Elephants have destroyed farmlands and killed many people in eight districts of the region along the Eastern wildlife corridor.
However, as the farming season in the North begins, farmers are advised not to farm along the wildlife corridor to save lives and property.
The Eastern wildlife corridor in the Upper East Region stretches through the Bawku Municipal, Bwaku West, Bongo, Talensi, Nabdam, Binduri, Garu and Tempane districts.
The Eastern Wildlife Corridor in the Upper East Region stretches from Bawku Municipal, through Bawku West, Bongo, Talensi, Nabdam, and Binduri, Garu and Tempane Districts.
However, the migration of elephants from neighbouring Burkina Faso to Ghana, via the Corridor has come with its attendant consequences.
Notable among the dire consequences are raiding of farms and killing of other livestock by the elephants.
On some occasions, human lives have been lost.

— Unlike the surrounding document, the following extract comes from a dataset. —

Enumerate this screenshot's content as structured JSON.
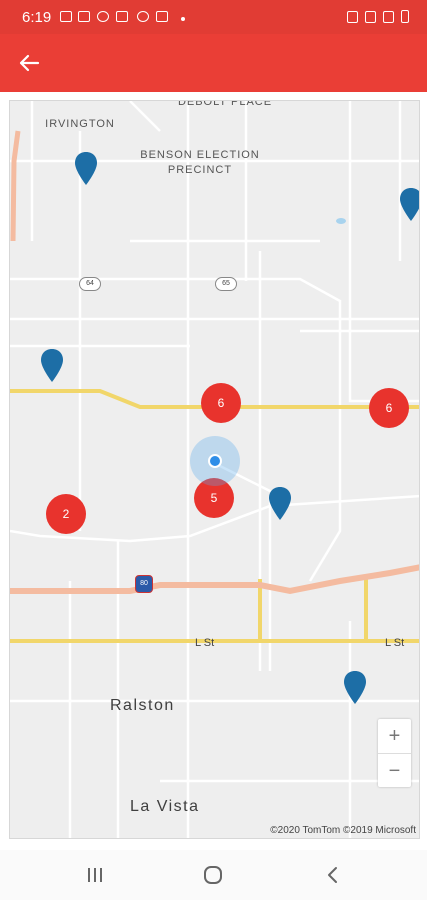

Speaking at a workshop in Bolgatanga aimed at managing stray elephants, the Upper East Regional Manager of the Wildlife Division of the Forestry Commission, John Naada, admonished farmers and residents along the corridor to stay off the forest reserve.
“The elephant menace along the Eastern wildlife corridor is serious. They destroy people’s farms, they even kill people’s livestock and they are also a threat to humans, if you go so close to them you can be killed.”
He cautioned people not to go close to them when spotted and desist from farming along the forest reserve in order not to incur their wrath.
“Don’t go and farm along the forest reserve, that is what we have noticed. Some people have made farms in the forest reserve and that is where the elephants live and so if you farm in there, they will destroy your crops.”
But speaking at a sensitization workshop aimed at managing the menace of elephants along the corridor, Regional Manager of the Wildlife division of the forestry commission, John Naada admonished farmers and residents along the corridor to stay off the forest reserve.
Some District Chief Executives in the area said efforts are underway to sensitize farmers and residents on how to manage the situation.